Quakers, Simplicity and Living a Life Reduced to its Simplest Terms

David ClowersQuakers, also known as the Religious Society of Friends, began their existence as a spiritual movement that aspired to return Christianity to what they believed to be its first century original non-dualistic forms of belief and worship.  George Fox, founder of Friends, taught that the Apostles were not the last on earth to hear the voice of God.  And so, Friends became the most existential of Christians, worshiping in silence and waiting on inspiration that might improve the silence before rising to speak.  Quakers base their belief system and daily lives on the premise that we are to answer to that of God in everyone.  This belief informed their efforts at prison reform, humane treatment of the mentally ill, and their early opposition to slavery.  But Quaker faith also led to their practice of simplicity in their mode of worship, and in the conduct of their daily lives.
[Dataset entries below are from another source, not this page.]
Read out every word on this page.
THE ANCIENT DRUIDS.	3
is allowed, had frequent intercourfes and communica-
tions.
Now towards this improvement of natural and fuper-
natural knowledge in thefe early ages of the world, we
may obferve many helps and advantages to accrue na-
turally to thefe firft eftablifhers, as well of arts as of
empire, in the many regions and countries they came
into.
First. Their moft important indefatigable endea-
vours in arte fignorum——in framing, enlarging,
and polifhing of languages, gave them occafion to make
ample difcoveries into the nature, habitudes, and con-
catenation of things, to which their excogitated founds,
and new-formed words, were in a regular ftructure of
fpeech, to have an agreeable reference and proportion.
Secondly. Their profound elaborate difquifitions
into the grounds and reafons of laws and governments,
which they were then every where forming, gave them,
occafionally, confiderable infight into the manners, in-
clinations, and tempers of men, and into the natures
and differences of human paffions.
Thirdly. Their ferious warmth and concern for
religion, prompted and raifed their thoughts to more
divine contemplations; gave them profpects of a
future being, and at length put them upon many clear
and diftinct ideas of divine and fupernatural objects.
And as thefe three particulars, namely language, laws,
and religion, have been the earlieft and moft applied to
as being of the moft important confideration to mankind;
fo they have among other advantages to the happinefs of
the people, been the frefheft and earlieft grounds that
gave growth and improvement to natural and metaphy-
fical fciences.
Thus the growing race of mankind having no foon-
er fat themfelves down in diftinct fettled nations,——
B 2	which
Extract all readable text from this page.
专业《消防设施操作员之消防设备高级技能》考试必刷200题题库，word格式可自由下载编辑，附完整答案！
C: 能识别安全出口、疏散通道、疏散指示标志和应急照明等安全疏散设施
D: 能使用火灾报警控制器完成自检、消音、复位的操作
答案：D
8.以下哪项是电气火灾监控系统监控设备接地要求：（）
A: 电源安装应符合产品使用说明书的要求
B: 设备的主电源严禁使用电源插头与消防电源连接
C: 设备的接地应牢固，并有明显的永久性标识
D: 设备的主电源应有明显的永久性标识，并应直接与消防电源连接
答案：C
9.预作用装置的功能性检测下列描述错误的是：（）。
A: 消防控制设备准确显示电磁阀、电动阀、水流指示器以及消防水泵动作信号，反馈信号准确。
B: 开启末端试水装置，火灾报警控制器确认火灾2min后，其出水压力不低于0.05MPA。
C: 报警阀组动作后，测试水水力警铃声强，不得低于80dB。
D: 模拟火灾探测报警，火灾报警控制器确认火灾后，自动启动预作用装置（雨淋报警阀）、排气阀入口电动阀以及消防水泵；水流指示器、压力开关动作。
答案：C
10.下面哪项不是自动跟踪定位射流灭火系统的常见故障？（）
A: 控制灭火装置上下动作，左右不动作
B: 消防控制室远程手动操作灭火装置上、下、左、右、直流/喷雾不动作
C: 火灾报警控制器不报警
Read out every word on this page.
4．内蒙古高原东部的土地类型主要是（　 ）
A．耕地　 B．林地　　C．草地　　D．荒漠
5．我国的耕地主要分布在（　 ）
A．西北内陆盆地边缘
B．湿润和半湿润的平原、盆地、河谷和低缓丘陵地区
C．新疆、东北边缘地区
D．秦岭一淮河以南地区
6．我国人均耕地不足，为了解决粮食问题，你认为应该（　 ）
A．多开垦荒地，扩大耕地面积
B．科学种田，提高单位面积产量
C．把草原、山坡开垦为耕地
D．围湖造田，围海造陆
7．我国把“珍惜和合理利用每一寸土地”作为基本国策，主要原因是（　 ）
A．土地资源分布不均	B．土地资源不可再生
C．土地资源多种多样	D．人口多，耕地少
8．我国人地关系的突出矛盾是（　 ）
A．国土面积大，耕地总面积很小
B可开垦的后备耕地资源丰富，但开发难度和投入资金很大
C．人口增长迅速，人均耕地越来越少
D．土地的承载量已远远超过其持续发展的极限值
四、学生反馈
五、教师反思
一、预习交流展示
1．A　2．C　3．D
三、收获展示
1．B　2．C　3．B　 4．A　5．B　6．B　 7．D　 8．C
Attorney David Clowers became a Friend in 1972, after first encountering Quakers in college.  For the next 30 years he practiced his faith, while practicing law, in a conventional church going way, but in 2001, when he moved to a tiny, 12’ x 16’, self-build cabin in the Door County woods, he discovered that living off the grid without electricity, plumbing or central heating also enforced a degree of physical simplicity upon him that soon aligned his faith with his practice, giving him a personal understanding of why it is “a gift to be simple, a gift to be free.”